Dossier: 98-2052-IT-G

ENTRE :

EMILIO DIRIENZO,

appelant,

et

SA MAJESTÉ LA REINE,

intimée.

Motifs du jugement

Le juge en chef adjoint Bowman, C.C.I.

[1] Le présent appel porte sur une cotisation établie en vertu de l'article 227.1 de la Loi de l'impôt sur le revenu à l'égard de l'appelant à titre d'administrateur et de dirigeant de Can-Am Windows & Doors Manufacturing Inc. (la “ société ”). La responsabilité en cause résulte de l'omission, de la part de la société, d'effectuer et de remettre des retenues à la source concernant l'impôt fédéral et provincial sur le revenu, les cotisations d'assurance-emploi et les cotisations au Régime de pensions du Canada. Le montant total fixé dans la cotisation dépasse 30 000 $.

[2] L'appelant est né en 1972. Il a commencé à oeuvrer pour la société de construction de son oncle Ubaldo DiRienzo en 1991 ou en 1992.

[3] La société a été créée en février 1993 sous le régime des lois de l'Ontario. Elle avait deux administrateurs, soit l'appelant et Luke DiGiovanni. L'appelant faisait entièrement confiance à son oncle. On lui a dit de signer les documents pour la constitution de la société, et il l'a fait sans hésitation.
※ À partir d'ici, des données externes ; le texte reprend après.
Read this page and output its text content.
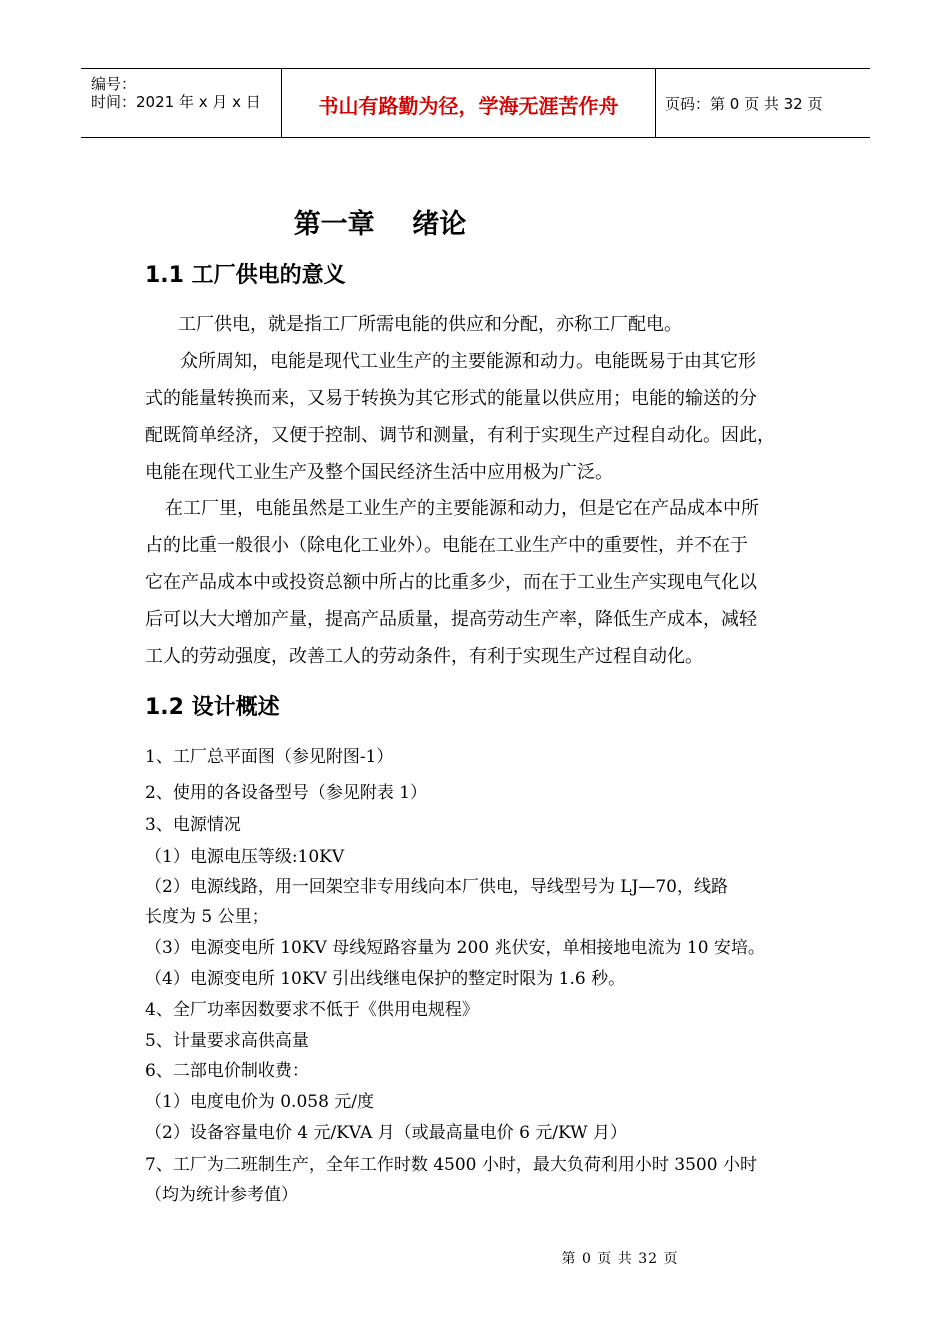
编号：
时间：2021 年 x 月 x 日	书山有路勤为径，学海无涯苦作舟	页码：第 0 页 共 32 页
第一章    绪论
1.1 工厂供电的意义
工厂供电，就是指工厂所需电能的供应和分配，亦称工厂配电。
众所周知，电能是现代工业生产的主要能源和动力。电能既易于由其它形
式的能量转换而来，又易于转换为其它形式的能量以供应用；电能的输送的分
配既简单经济，又便于控制、调节和测量，有利于实现生产过程自动化。因此，
电能在现代工业生产及整个国民经济生活中应用极为广泛。
在工厂里，电能虽然是工业生产的主要能源和动力，但是它在产品成本中所
占的比重一般很小（除电化工业外）。电能在工业生产中的重要性，并不在于
它在产品成本中或投资总额中所占的比重多少，而在于工业生产实现电气化以
后可以大大增加产量，提高产品质量，提高劳动生产率，降低生产成本，减轻
工人的劳动强度，改善工人的劳动条件，有利于实现生产过程自动化。
1.2 设计概述
1、工厂总平面图（参见附图-1）
2、使用的各设备型号（参见附表 1）
3、电源情况
（1）电源电压等级:10KV
（2）电源线路，用一回架空非专用线向本厂供电，导线型号为 LJ—70，线路
长度为 5 公里；
（3）电源变电所 10KV 母线短路容量为 200 兆伏安，单相接地电流为 10 安培。
（4）电源变电所 10KV 引出线继电保护的整定时限为 1.6 秒。
4、全厂功率因数要求不低于《供用电规程》
5、计量要求高供高量
6、二部电价制收费：
（1）电度电价为 0.058 元/度
（2）设备容量电价 4 元/KVA 月（或最高量电价 6 元/KW 月）
7、工厂为二班制生产，全年工作时数 4500 小时，最大负荷利用小时 3500 小时
（均为统计参考值）
第 0 页 共 32 页
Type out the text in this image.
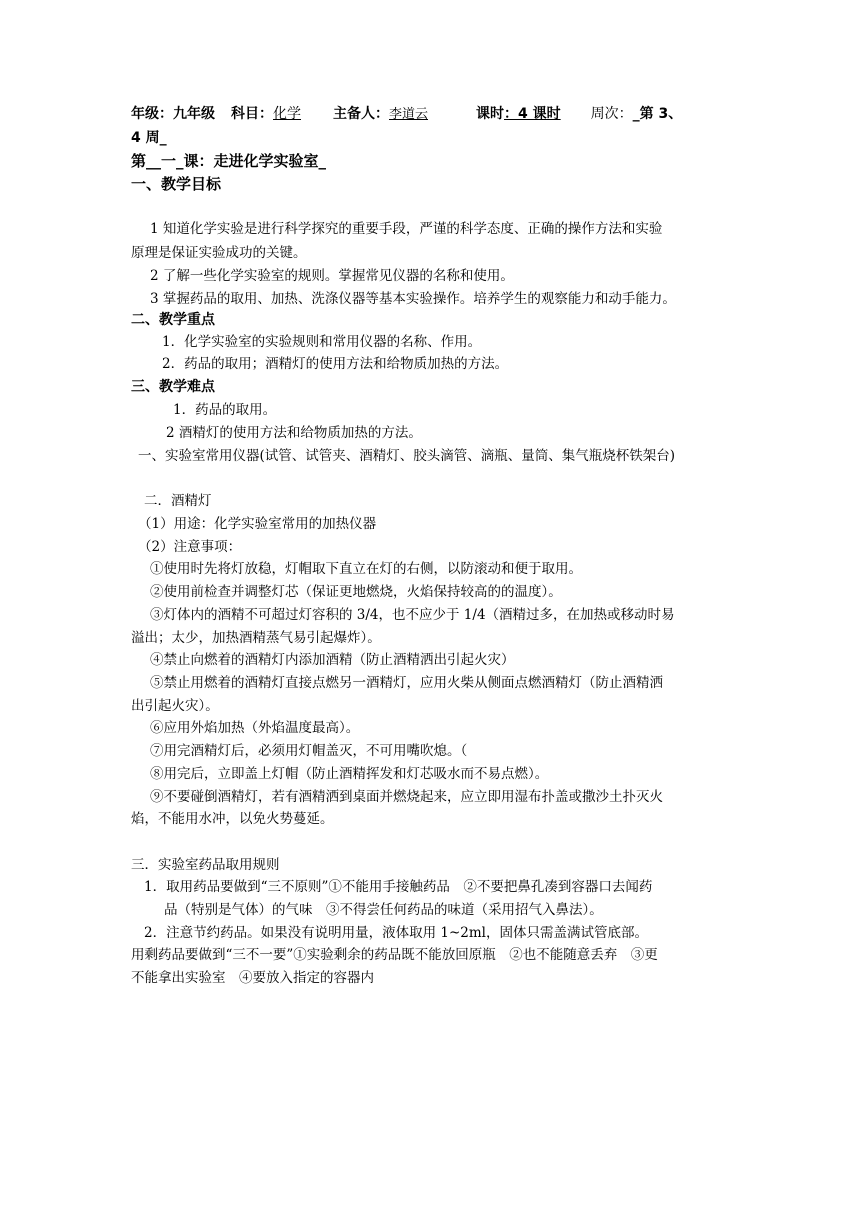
年级：九年级 科目：化学 主备人：李道云	课时：4 课时 周次：_第 3、
4 周_
第__一_课：走进化学实验室_
一、教学目标
1 知道化学实验是进行科学探究的重要手段，严谨的科学态度、正确的操作方法和实验
原理是保证实验成功的关键。
2 了解一些化学实验室的规则。掌握常见仪器的名称和使用。
3 掌握药品的取用、加热、洗涤仪器等基本实验操作。培养学生的观察能力和动手能力。
二、教学重点
1．化学实验室的实验规则和常用仪器的名称、作用。
2．药品的取用；酒精灯的使用方法和给物质加热的方法。
三、教学难点
1．药品的取用。
2 酒精灯的使用方法和给物质加热的方法。
一、实验室常用仪器(试管、试管夹、酒精灯、胶头滴管、滴瓶、量筒、集气瓶烧杯铁架台)
二．酒精灯
（1）用途：化学实验室常用的加热仪器
（2）注意事项：
①使用时先将灯放稳，灯帽取下直立在灯的右侧，以防滚动和便于取用。
②使用前检查并调整灯芯（保证更地燃烧，火焰保持较高的的温度）。
③灯体内的酒精不可超过灯容积的 3/4，也不应少于 1/4（酒精过多，在加热或移动时易
溢出；太少，加热酒精蒸气易引起爆炸）。
④禁止向燃着的酒精灯内添加酒精（防止酒精洒出引起火灾）
⑤禁止用燃着的酒精灯直接点燃另一酒精灯，应用火柴从侧面点燃酒精灯（防止酒精洒
出引起火灾）。
⑥应用外焰加热（外焰温度最高）。
⑦用完酒精灯后，必须用灯帽盖灭，不可用嘴吹熄。（
⑧用完后，立即盖上灯帽（防止酒精挥发和灯芯吸水而不易点燃）。
⑨不要碰倒酒精灯，若有酒精洒到桌面并燃烧起来，应立即用湿布扑盖或撒沙土扑灭火
焰，不能用水冲，以免火势蔓延。
三．实验室药品取用规则
1．取用药品要做到“三不原则”①不能用手接触药品　②不要把鼻孔凑到容器口去闻药
品（特别是气体）的气味　③不得尝任何药品的味道（采用招气入鼻法）。
2．注意节约药品。如果没有说明用量，液体取用 1~2ml，固体只需盖满试管底部。
用剩药品要做到“三不一要”①实验剩余的药品既不能放回原瓶　②也不能随意丢弃　③更
不能拿出实验室　④要放入指定的容器内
Il n'a jamais été un employé de la société et ne recevait aucun salaire. Son oncle lui a dit de signer une garantie à l'égard d'un prêt de 36 000 $ consenti par la Banque Royale à la société, et il l'a fait. La banque l'a poursuivi à l'égard de cette garantie et a obtenu un jugement, qui n'a pas encore été exécuté.

[4] L'appelant ne prêtait aucune attention aux affaires financières de la société. Il a dit qu'il n'avait pris aucune mesure parce qu'il n'était pas “ concerné ”. Il faisait confiance à son oncle parce que son père aussi lui avait fait confiance. Il avait une confiance naïve et aveugle dans le chef de la famille, qui, croyait-il, le soutiendrait et veillerait à ce qu'il ne subisse aucun tort du fait d'avoir signé quoi que ce soit à la demande de son oncle. Cette confiance était mal placée. Ubaldo DiRienzo était en fait un homme sans scrupules n'ayant aucune hésitation à inciter son neveu de 20 ans, naïf et confiant, à signer une garantie et à devenir président ou administrateur de sa société. Ubaldo DiRienzo était le véritable propriétaire bénéficiaire des actions de la société et était administrateur de fait de la société. L'appelant n'était qu'une marionnette entre les mains de son oncle. Ubaldo DiRienzo n'a pas eu le courage d'assumer la responsabilité de ses propres actes. Il a plutôt choisi de se réfugier derrière un jeune qui lui faisait confiance et qu'il pouvait amener par l'intimidation ou la ruse à faire ce qu'il lui demandait. Ubaldo DiRienzo n'a pas eu la décence de soutenir son neveu, se contentant de l'abandonner au bon vouloir de la banque et du percepteur d'impôt.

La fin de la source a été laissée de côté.